Differentiating both side of $y\left( x \right)=A\cos 3x+B\sin 3x$, we get
\begin{align} & y\left( x \right)=A\cos 3x+B\sin 3x \\ & \Rightarrow \dfrac{dy}{dx}=-3A\sin 3x+3B\cos 3x \\ \end{align}
We differentiate again to find the value of $\dfrac{{{d}^{2}}y}{d{{x}^{2}}}$.
\begin{align} & \dfrac{dy}{dx}=-3A\sin 3x+3B\cos 3x \\ & \Rightarrow \dfrac{{{d}^{2}}y}{d{{x}^{2}}}=-9A\cos 3x-9B\sin 3x \\ \end{align}
We put the values in the equation to get
\begin{align} & \dfrac{{{d}^{2}}y}{d{{x}^{2}}}+4\dfrac{dy}{dx}+13y \\ & =\left( -9A\cos 3x-9B\sin 3x \right)+4\left( -3A\sin 3x+3B\cos 3x \right)+13\left( A\cos 3x+B\sin 3x \right) \\ & =\cos 3x\left( 4A+12B \right)+\sin 3x\left( 4B-12A \right) \\ \end{align}
We have to satisfy the value of $\left( {{D}^{2}}+4D+13 \right)y=\dfrac{{{d}^{2}}y}{d{{x}^{2}}}+4\dfrac{dy}{dx}+13y$ with $\cos 3x$.
We equate them to get two equations of two unknowns A and B.
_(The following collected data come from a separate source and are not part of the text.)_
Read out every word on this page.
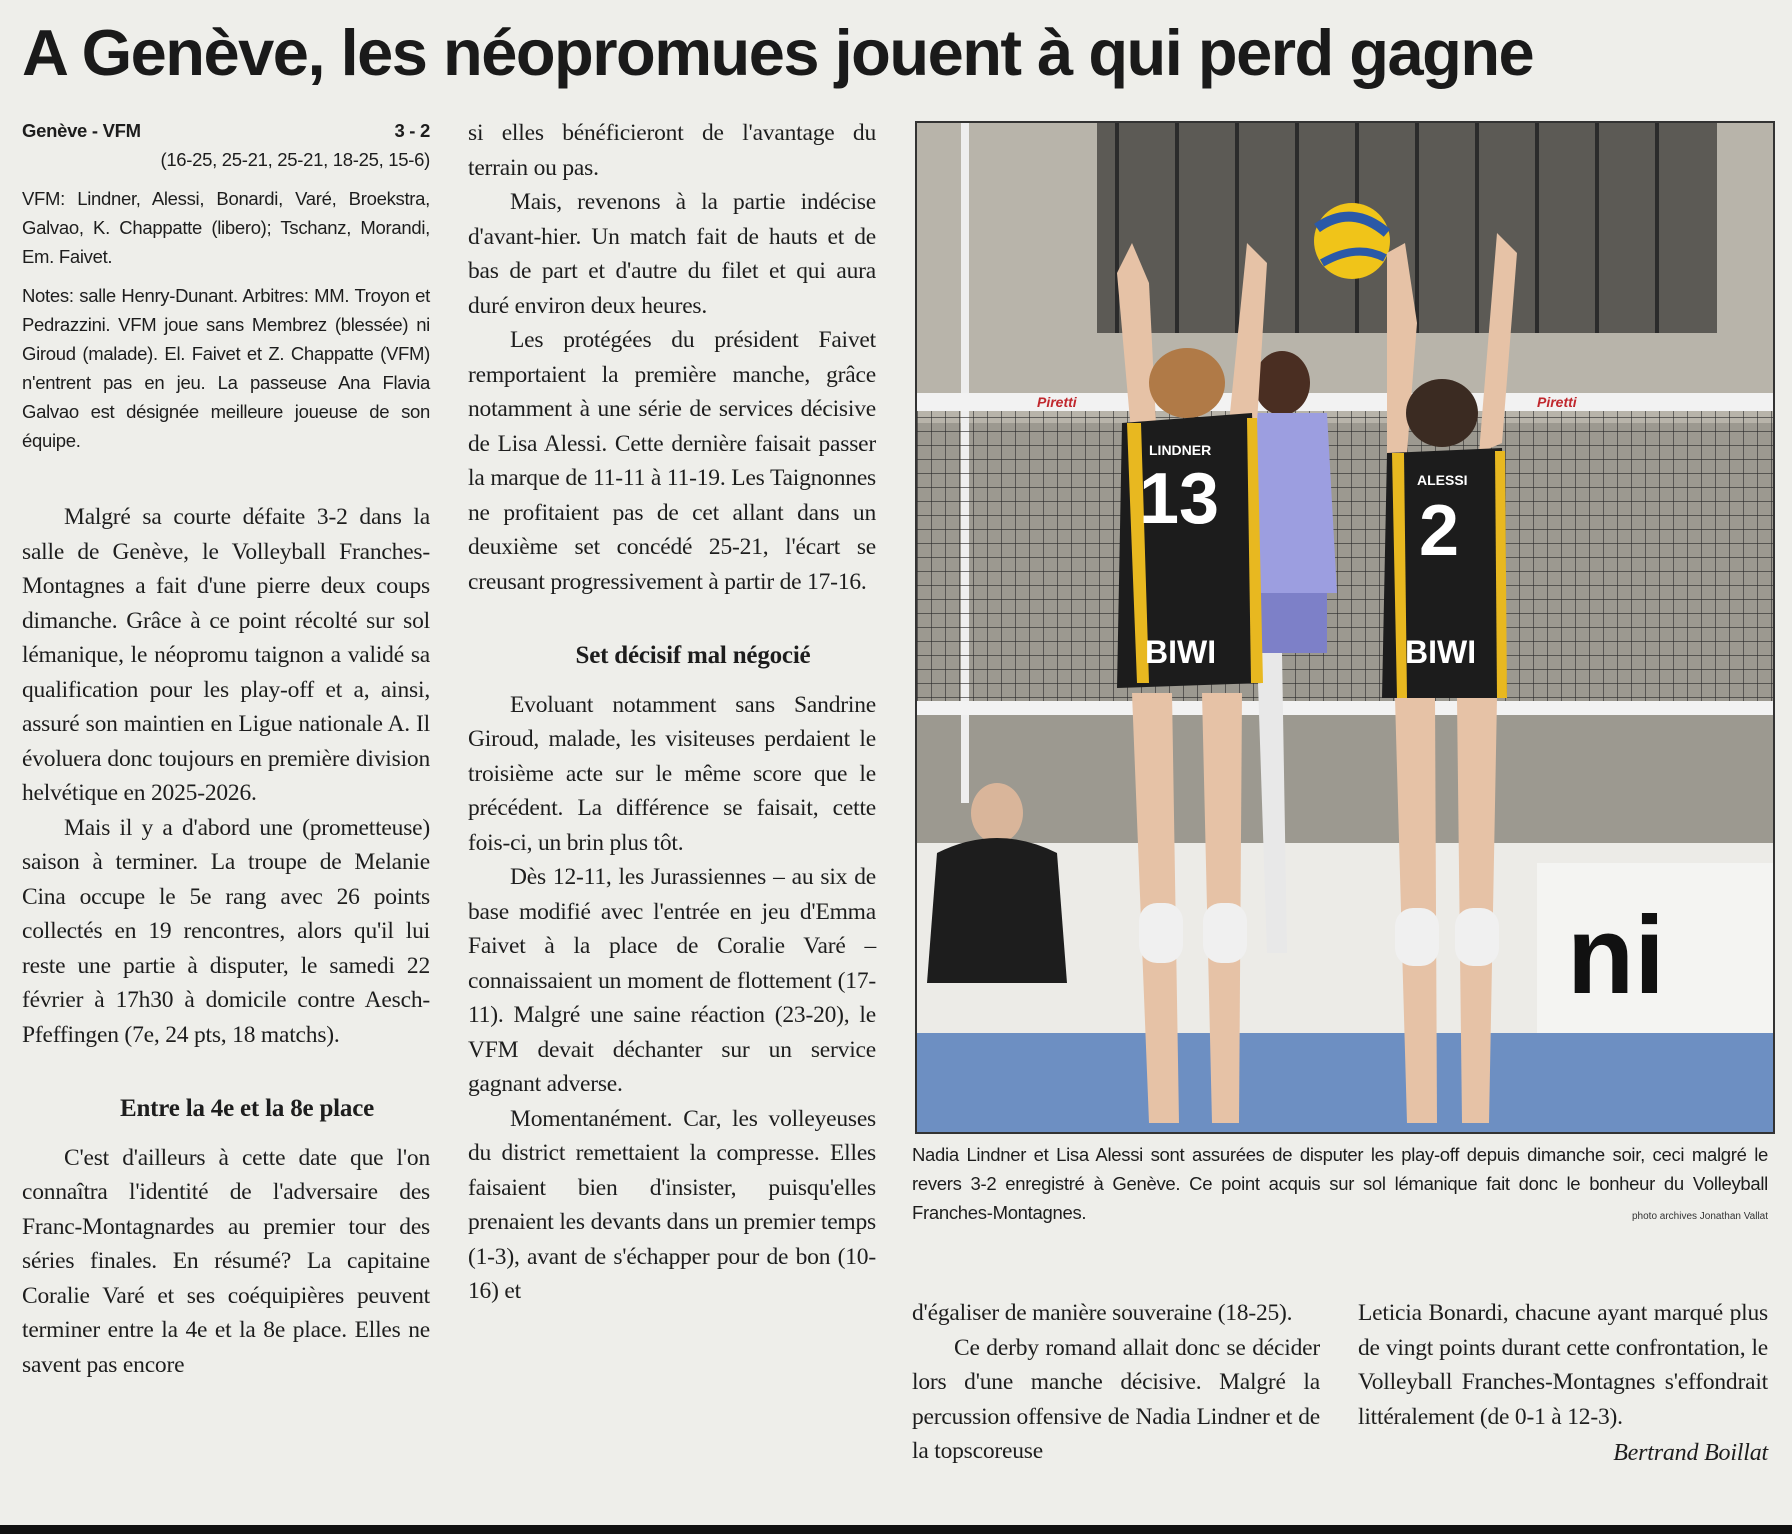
A Genève, les néopromues jouent à qui perd gagne
Genève - VFM	3 - 2
(16-25, 25-21, 25-21, 18-25, 15-6)

VFM: Lindner, Alessi, Bonardi, Varé, Broekstra, Galvao, K. Chappatte (libero); Tschanz, Morandi, Em. Faivet.

Notes: salle Henry-Dunant. Arbitres: MM. Troyon et Pedrazzini. VFM joue sans Membrez (blessée) ni Giroud (malade). El. Faivet et Z. Chappatte (VFM) n'entrent pas en jeu. La passeuse Ana Flavia Galvao est désignée meilleure joueuse de son équipe.

Malgré sa courte défaite 3-2 dans la salle de Genève, le Volleyball Franches-Montagnes a fait d'une pierre deux coups dimanche. Grâce à ce point récolté sur sol lémanique, le néopromu taignon a validé sa qualification pour les play-off et a, ainsi, assuré son maintien en Ligue nationale A. Il évoluera donc toujours en première division helvétique en 2025-2026.

Mais il y a d'abord une (prometteuse) saison à terminer. La troupe de Melanie Cina occupe le 5e rang avec 26 points collectés en 19 rencontres, alors qu'il lui reste une partie à disputer, le samedi 22 février à 17h30 à domicile contre Aesch-Pfeffingen (7e, 24 pts, 18 matchs).

Entre la 4e et la 8e place

C'est d'ailleurs à cette date que l'on connaîtra l'identité de l'adversaire des Franc-Montagnardes au premier tour des séries finales. En résumé? La capitaine Coralie Varé et ses coéquipières peuvent terminer entre la 4e et la 8e place. Elles ne savent pas encore

si elles bénéficieront de l'avantage du terrain ou pas.

Mais, revenons à la partie indécise d'avant-hier. Un match fait de hauts et de bas de part et d'autre du filet et qui aura duré environ deux heures.

Les protégées du président Faivet remportaient la première manche, grâce notamment à une série de services décisive de Lisa Alessi. Cette dernière faisait passer la marque de 11-11 à 11-19. Les Taignonnes ne profitaient pas de cet allant dans un deuxième set concédé 25-21, l'écart se creusant progressivement à partir de 17-16.

Set décisif mal négocié

Evoluant notamment sans Sandrine Giroud, malade, les visiteuses perdaient le troisième acte sur le même score que le précédent. La différence se faisait, cette fois-ci, un brin plus tôt.

Dès 12-11, les Jurassiennes – au six de base modifié avec l'entrée en jeu d'Emma Faivet à la place de Coralie Varé – connaissaient un moment de flottement (17-11). Malgré une saine réaction (23-20), le VFM devait déchanter sur un service gagnant adverse.

Momentanément. Car, les volleyeuses du district remettaient la compresse. Elles faisaient bien d'insister, puisqu'elles prenaient les devants dans un premier temps (1-3), avant de s'échapper pour de bon (10-16) et

ni
Piretti	Piretti
LINDNER
13
BIWI
ALESSI
2
BIWI
Nadia Lindner et Lisa Alessi sont assurées de disputer les play-off depuis dimanche soir, ceci malgré le revers 3-2 enregistré à Genève. Ce point acquis sur sol lémanique fait donc le bonheur du Volleyball Franches-Montagnes.	photo archives Jonathan Vallat

d'égaliser de manière souveraine (18-25).

Ce derby romand allait donc se décider lors d'une manche décisive. Malgré la percussion offensive de Nadia Lindner et de la topscoreuse

Leticia Bonardi, chacune ayant marqué plus de vingt points durant cette confrontation, le Volleyball Franches-Montagnes s'effondrait littéralement (de 0-1 à 12-3).

Bertrand Boillat
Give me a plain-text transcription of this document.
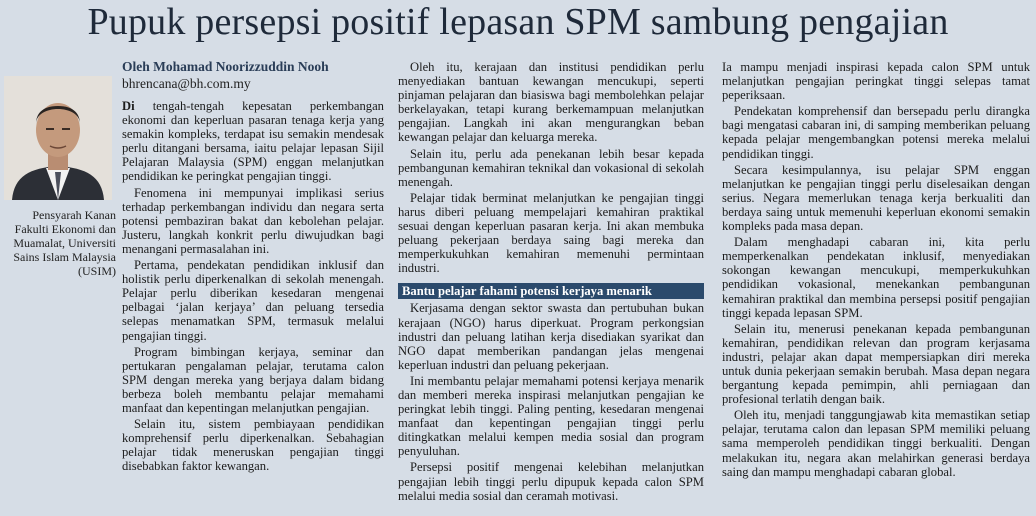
Pupuk persepsi positif lepasan SPM sambung pengajian
Pensyarah Kanan Fakulti Ekonomi dan Muamalat, Universiti Sains Islam Malaysia (USIM)
Oleh Mohamad Noorizzuddin Nooh
bhrencana@bh.com.my

Di tengah-tengah kepesatan perkembangan ekonomi dan keperluan pasaran tenaga kerja yang semakin kompleks, terdapat isu semakin mendesak perlu ditangani bersama, iaitu pelajar lepasan Sijil Pelajaran Malaysia (SPM) enggan melanjutkan pendidikan ke peringkat pengajian tinggi.

Fenomena ini mempunyai implikasi serius terhadap perkembangan individu dan negara serta potensi pembaziran bakat dan kebolehan pelajar. Justeru, langkah konkrit perlu diwujudkan bagi menangani permasalahan ini.

Pertama, pendekatan pendidikan inklusif dan holistik perlu diperkenalkan di sekolah menengah. Pelajar perlu diberikan kesedaran mengenai pelbagai ‘jalan kerjaya’ dan peluang tersedia selepas menamatkan SPM, termasuk melalui pengajian tinggi.

Program bimbingan kerjaya, seminar dan pertukaran pengalaman pelajar, terutama calon SPM dengan mereka yang berjaya dalam bidang berbeza boleh membantu pelajar memahami manfaat dan kepentingan melanjutkan pengajian.

Selain itu, sistem pembiayaan pendidikan komprehensif perlu diperkenalkan. Sebahagian pelajar tidak meneruskan pengajian tinggi disebabkan faktor kewangan.

Oleh itu, kerajaan dan institusi pendidikan perlu menyediakan bantuan kewangan mencukupi, seperti pinjaman pelajaran dan biasiswa bagi membolehkan pelajar berkelayakan, tetapi kurang berkemampuan melanjutkan pengajian. Langkah ini akan mengurangkan beban kewangan pelajar dan keluarga mereka.

Selain itu, perlu ada penekanan lebih besar kepada pembangunan kemahiran teknikal dan vokasional di sekolah menengah.

Pelajar tidak berminat melanjutkan ke pengajian tinggi harus diberi peluang mempelajari kemahiran praktikal sesuai dengan keperluan pasaran kerja. Ini akan membuka peluang pekerjaan berdaya saing bagi mereka dan memperkukuhkan kemahiran memenuhi permintaan industri.

Bantu pelajar fahami potensi kerjaya menarik

Kerjasama dengan sektor swasta dan pertubuhan bukan kerajaan (NGO) harus diperkuat. Program perkongsian industri dan peluang latihan kerja disediakan syarikat dan NGO dapat memberikan pandangan jelas mengenai keperluan industri dan peluang pekerjaan.

Ini membantu pelajar memahami potensi kerjaya menarik dan memberi mereka inspirasi melanjutkan pengajian ke peringkat lebih tinggi. Paling penting, kesedaran mengenai manfaat dan kepentingan pengajian tinggi perlu ditingkatkan melalui kempen media sosial dan program penyuluhan.

Persepsi positif mengenai kelebihan melanjutkan pengajian lebih tinggi perlu dipupuk kepada calon SPM melalui media sosial dan ceramah motivasi.

Ia mampu menjadi inspirasi kepada calon SPM untuk melanjutkan pengajian peringkat tinggi selepas tamat peperiksaan.

Pendekatan komprehensif dan bersepadu perlu dirangka bagi mengatasi cabaran ini, di samping memberikan peluang kepada pelajar mengembangkan potensi mereka melalui pendidikan tinggi.

Secara kesimpulannya, isu pelajar SPM enggan melanjutkan ke pengajian tinggi perlu diselesaikan dengan serius. Negara memerlukan tenaga kerja berkualiti dan berdaya saing untuk memenuhi keperluan ekonomi semakin kompleks pada masa depan.

Dalam menghadapi cabaran ini, kita perlu memperkenalkan pendekatan inklusif, menyediakan sokongan kewangan mencukupi, memperkukuhkan pendidikan vokasional, menekankan pembangunan kemahiran praktikal dan membina persepsi positif pengajian tinggi kepada lepasan SPM.

Selain itu, menerusi penekanan kepada pembangunan kemahiran, pendidikan relevan dan program kerjasama industri, pelajar akan dapat mempersiapkan diri mereka untuk dunia pekerjaan semakin berubah. Masa depan negara bergantung kepada pemimpin, ahli perniagaan dan profesional terlatih dengan baik.

Oleh itu, menjadi tanggungjawab kita memastikan setiap pelajar, terutama calon dan lepasan SPM memiliki peluang sama memperoleh pendidikan tinggi berkualiti. Dengan melakukan itu, negara akan melahirkan generasi berdaya saing dan mampu menghadapi cabaran global.
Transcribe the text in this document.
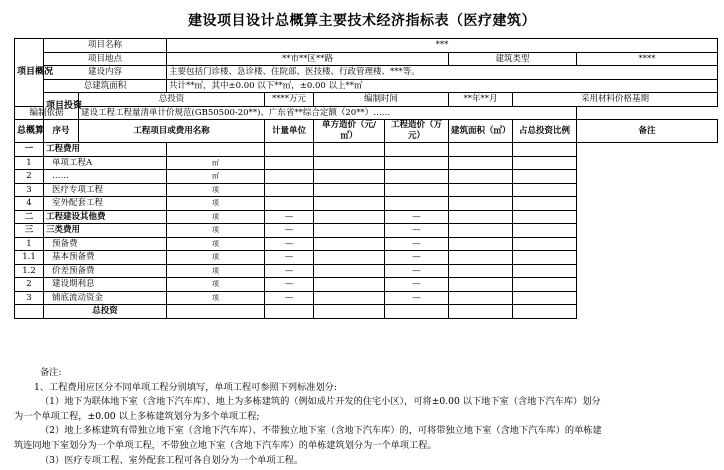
建设项目设计总概算主要技术经济指标表（医疗建筑）
项目概况	项目名称		***							
	项目地点		**市**区**路				建筑类型		****	
	建设内容		主要包括门诊楼、急诊楼、住院部、医技楼、行政管理楼、***等。							
	总建筑面积		共计**㎡，其中±0.00 以下**㎡，±0.00 以上**㎡							
	项目投资	总投资		****万元	编制时间		**年**月	采用材料价格基期	
编制依据		建设工程工程量清单计价规范(GB50500-20**)、广东省**综合定额（20**）……								
总概算	序号	工程项目或费用名称		计量单位	单方造价（元/㎡）	工程造价（万元）	建筑面积（㎡）	占总投资比例	备注	
一	工程费用									
1	单项工程A		㎡							
2	……		㎡							
3	医疗专项工程		项							
4	室外配套工程		项							
二	工程建设其他费		项	—		—				
三	三类费用		项	—		—				
1	预备费		项	—		—				
1.1	基本预备费		项	—		—				
1.2	价差预备费		项	—		—				
2	建设期利息		项	—		—				
3	铺底流动资金		项	—		—				
	总投资									
备注:
1、工程费用应区分不同单项工程分别填写，单项工程可参照下列标准划分:
（1）地下为联体地下室（含地下汽车库）、地上为多栋建筑的（例如成片开发的住宅小区），可将±0.00 以下地下室（含地下汽车库）划分
为一个单项工程，±0.00 以上多栋建筑划分为多个单项工程;
（2）地上多栋建筑有带独立地下室（含地下汽车库）、不带独立地下室（含地下汽车库）的，可将带独立地下室（含地下汽车库）的单栋建
筑连同地下室划分为一个单项工程，不带独立地下室（含地下汽车库）的单栋建筑划分为一个单项工程。
（3）医疗专项工程、室外配套工程可各自划分为一个单项工程。
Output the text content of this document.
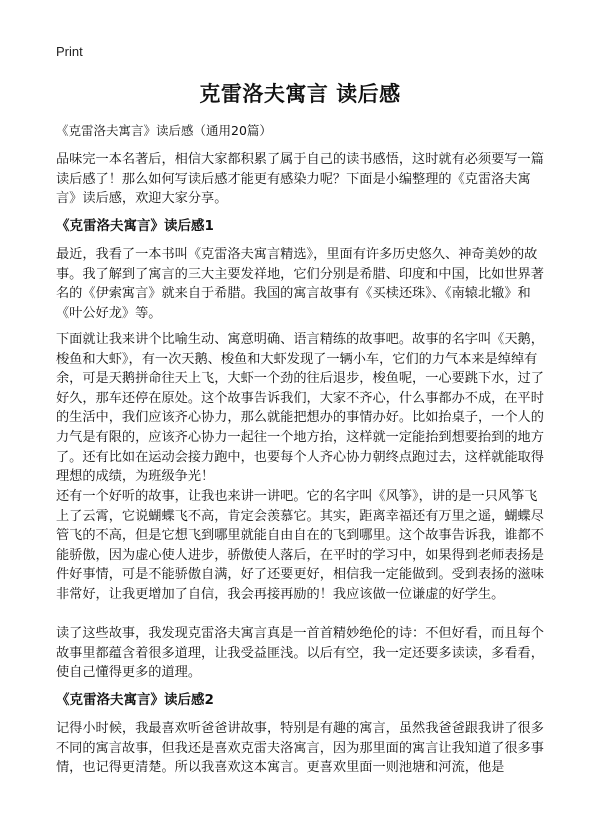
Print
克雷洛夫寓言 读后感
《克雷洛夫寓言》读后感（通用20篇）
品味完一本名著后，相信大家都积累了属于自己的读书感悟，这时就有必须要写一篇读后感了！那么如何写读后感才能更有感染力呢？下面是小编整理的《克雷洛夫寓言》读后感，欢迎大家分享。
《克雷洛夫寓言》读后感1
最近，我看了一本书叫《克雷洛夫寓言精选》，里面有许多历史悠久、神奇美妙的故事。我了解到了寓言的三大主要发祥地，它们分别是希腊、印度和中国，比如世界著名的《伊索寓言》就来自于希腊。我国的寓言故事有《买椟还珠》、《南辕北辙》和《叶公好龙》等。
下面就让我来讲个比喻生动、寓意明确、语言精练的故事吧。故事的名字叫《天鹅，梭鱼和大虾》，有一次天鹅、梭鱼和大虾发现了一辆小车，它们的力气本来是绰绰有余，可是天鹅拼命往天上飞，大虾一个劲的往后退步，梭鱼呢，一心要跳下水，过了好久，那车还停在原处。这个故事告诉我们，大家不齐心，什么事都办不成，在平时的生活中，我们应该齐心协力，那么就能把想办的事情办好。比如抬桌子，一个人的力气是有限的，应该齐心协力一起往一个地方抬，这样就一定能抬到想要抬到的地方了。还有比如在运动会接力跑中，也要每个人齐心协力朝终点跑过去，这样就能取得理想的成绩，为班级争光！
还有一个好听的故事，让我也来讲一讲吧。它的名字叫《风筝》，讲的是一只风筝飞上了云霄，它说蝴蝶飞不高，肯定会羡慕它。其实，距离幸福还有万里之遥，蝴蝶尽管飞的不高，但是它想飞到哪里就能自由自在的飞到哪里。这个故事告诉我，谁都不能骄傲，因为虚心使人进步，骄傲使人落后，在平时的学习中，如果得到老师表扬是件好事情，可是不能骄傲自满，好了还要更好，相信我一定能做到。受到表扬的滋味非常好，让我更增加了自信，我会再接再励的！我应该做一位谦虚的好学生。
读了这些故事，我发现克雷洛夫寓言真是一首首精妙绝伦的诗：不但好看，而且每个故事里都蕴含着很多道理，让我受益匪浅。以后有空，我一定还要多读读，多看看，使自己懂得更多的道理。
《克雷洛夫寓言》读后感2
记得小时候，我最喜欢听爸爸讲故事，特别是有趣的寓言，虽然我爸爸跟我讲了很多不同的寓言故事，但我还是喜欢克雷夫洛寓言，因为那里面的寓言让我知道了很多事情，也记得更清楚。所以我喜欢这本寓言。更喜欢里面一则池塘和河流，他是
$\cos 3x\left( 4A+12B \right)+\sin 3x\left( 4B-12A \right)=\cos 3x$.
The equations are $\left( 4A+12B \right)=1,\left( 4B-12A \right)=0$.
We multiply the first equation with 3 and add it to the second equation.
\begin{align} & 3\left( 4A+12B \right)=3,\left( 4B-12A \right)=0 \\ & \Rightarrow 12A+36B=3,4B-12A=0 \\ \end{align}
\begin{align} & \left( 12A+36B \right)+\left( 4B-12A \right)=3+0 \\ & \Rightarrow 40B=3 \\ & \Rightarrow B=\dfrac{3}{40} \\ \end{align}
\begin{align} & \left( 4A+12B \right)=1 \\ & \Rightarrow 4A+12\left( \dfrac{3}{40} \right)=1 \\ & \Rightarrow 4A=1-\dfrac{9}{10}=\dfrac{1}{10} \\ & \Rightarrow A=\dfrac{1}{40} \\ \end{align}
Putting the values in $y\left( x \right)=A\cos 3x+B\sin 3x$ we get $y\left( x \right)=\dfrac{\cos 3x}{40}+\dfrac{3\sin 3x}{40}$.
Simplifying we get $40y=\cos 3x+3\sin 3x$. This is the solution of $\left( {{D}^{2}}+4D+13 \right)y=\cos 3x$.
Note: We also can solve it by breaking it in two parts of CF and PI. Here CF defines the complementary function which is the solution of $\left( {{D}^{2}}+4D+13 \right)y=0$. Then we place the value of 3 in the particular integral. The final solution becomes $y\left( x \right)=CF+PI$.